September 2023: Predictive Data Analytics in Global Health

Issue 4, September 2023

This month’s Research Roundup is focused on the use of predictive data analytics within global health to support health outcomes. We’ve invited Diwakar Mohan, faculty at the Center for Global Digital Health Innovation in the Johns Hopkins Bloomberg School of Public Health, to provide his thoughts and considerations on how big data can be leveraged to support population health outcomes. There are many aspects to explore, including studies that demonstrate: 

  • How the use of big data, such as Facebook ad data or geo-referenced household data, can allow us to track and monitor progress on United Nations Sustainable Development Goals (SDGs) 
  • The need for clear governance and legislation around the use of big data as well as data privacy and security. 

 

Guest Editor's Remarks:

In the digital age, the use of predictive analytical models has revolutionized various fields, with global health not being an exception. The field involves the use of data, statistical algorithms, and machine learning techniques to predict future outcomes based on historical—or, in some cases, live—data. These models have emerged as powerful tools, enabling researchers and policymakers to detect disease outbreaks, allocate resources efficiently, and design effective interventions. 
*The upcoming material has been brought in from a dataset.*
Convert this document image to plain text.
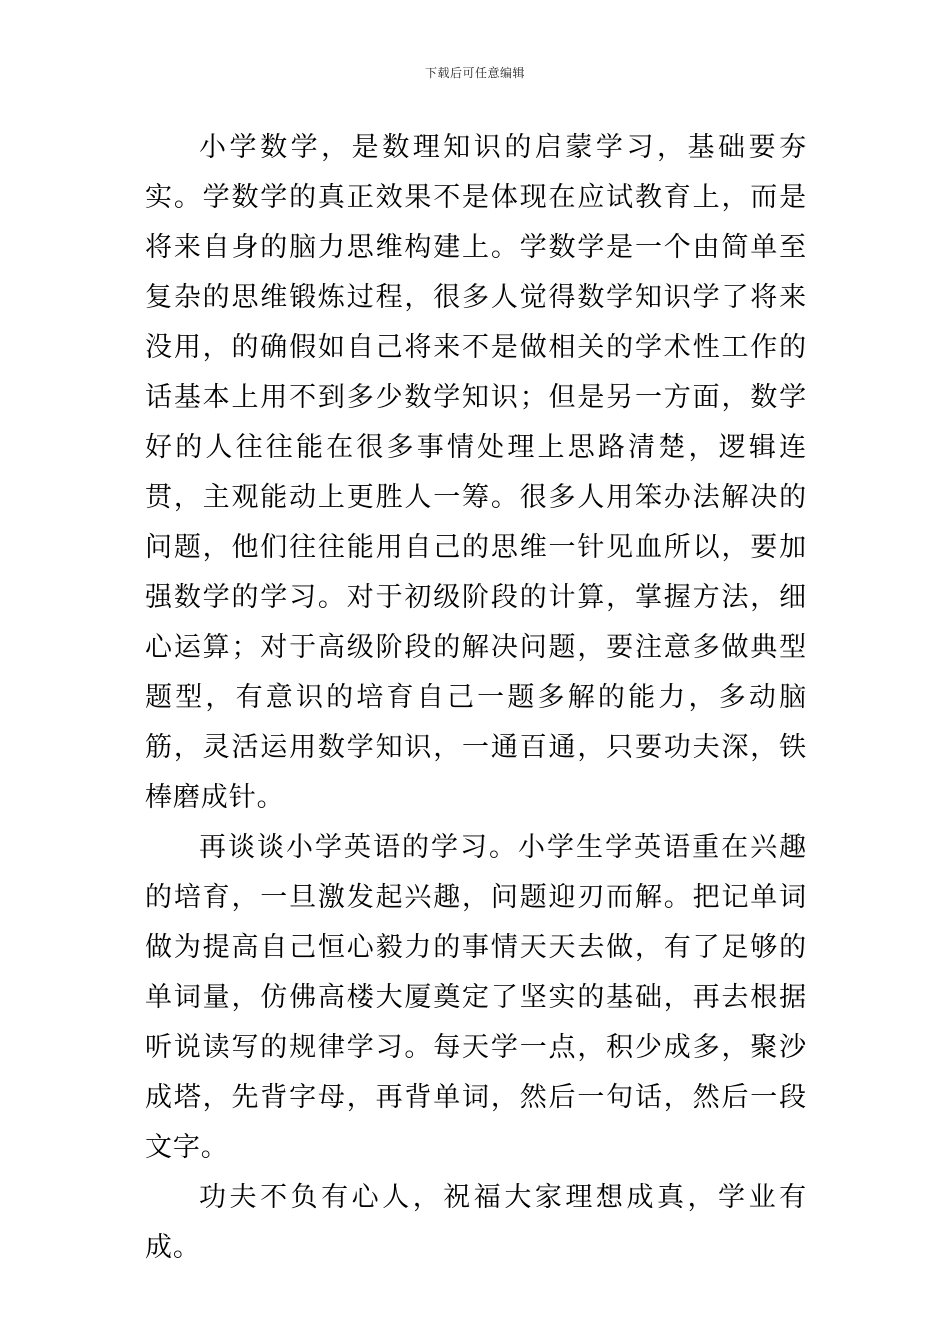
下载后可任意编辑

小学数学，是数理知识的启蒙学习，基础要夯实。学数学的真正效果不是体现在应试教育上，而是将来自身的脑力思维构建上。学数学是一个由简单至复杂的思维锻炼过程，很多人觉得数学知识学了将来没用，的确假如自己将来不是做相关的学术性工作的话基本上用不到多少数学知识；但是另一方面，数学好的人往往能在很多事情处理上思路清楚，逻辑连贯，主观能动上更胜人一筹。很多人用笨办法解决的问题，他们往往能用自己的思维一针见血所以，要加强数学的学习。对于初级阶段的计算，掌握方法，细心运算；对于高级阶段的解决问题，要注意多做典型题型，有意识的培育自己一题多解的能力，多动脑筋，灵活运用数学知识，一通百通，只要功夫深，铁棒磨成针。

再谈谈小学英语的学习。小学生学英语重在兴趣的培育，一旦激发起兴趣，问题迎刃而解。把记单词做为提高自己恒心毅力的事情天天去做，有了足够的单词量，仿佛高楼大厦奠定了坚实的基础，再去根据听说读写的规律学习。每天学一点，积少成多，聚沙成塔，先背字母，再背单词，然后一句话，然后一段文字。

功夫不负有心人，祝福大家理想成真，学业有成。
Early detection and prevention of diseases
A big impact of predictive analytical models in global health is their ability to detect and predict disease outbreaks, in time for corrective action. By connecting and analyzing vastly different data, these models can identify spatial patterns and time trends, allowing health organizations to prepare and respond proactively. These models, for example, have been instrumental in predicting the spread of infectious diseases such as Ebola and Zika virus, as well as the COVID-19 pandemic. 

Optimizing resource allocation
Resource allocation is a critical aspect of global health management, especially when it is a fixed pie. Predictive analytical models have helped healthcare organizations in high-income settings to optimize their resources by forecasting patient admissions, medication needs, and equipment requirements—ensuring health systems have the right resources in the right place at the right time. We are working towards achieving similar gains in low resource settings where optimization efforts are slower due to a lack of timely and good quality data. 

Precision medicine
Predictive analytical models are revolutionizing healthcare by enabling individualized treatment plans and targeting. By analyzing a patient's medical history, lifestyle, and environmental factors, models can predict disease risks and recommend tailored management options. These capabilities enhance patient outcomes, and reduce unnecessary treatments and tests, minimizing preventable side effects, lowering healthcare expenses, and optimizing use of available resources. 

Targeting public health interventions
Predictive analytical models also play a vital role in the design and rollout of targeted public health interventions. Analyzing contextual factors in the community alongside demographic data, the social determinants of health, and historical health records allows models to identify at-risk populations and tailor interventions to specific sub-populations. These models ensure that public health efforts are focused, efficient, and impactful. 

Challenges and ethical considerations
While predictive analytical models offer immense potential, their use in global health will not be without challenges. Ensuring data privacy (especially amongst the most vulnerable), addressing biases in algorithms, and building trust amongst stakeholders are significant hurdles. Ethical considerations around consent, data ownership, and the responsible use of predictive models need to be handled carefully in order to maintain public trust and uphold the integrity of those responsible for public health. 

Conclusion
Predictive analytics have emerged as indispensable tools within global health. By harnessing the power of improved data and advanced algorithms, these models facilitate early disease detection, optimal resource allocation, precision medicine, and targeted public health interventions. However, stakeholders (including policymakers, researchers, and public interest organizations) need to address ethical concerns as well as work collaboratively to harness predictive analytics' full potential. Due to continuous advancements in technology, predictive analytical models will continue to shape the future of global health, saving millions of lives and improving well-being, but only when implemented in an ethical and responsible manner. 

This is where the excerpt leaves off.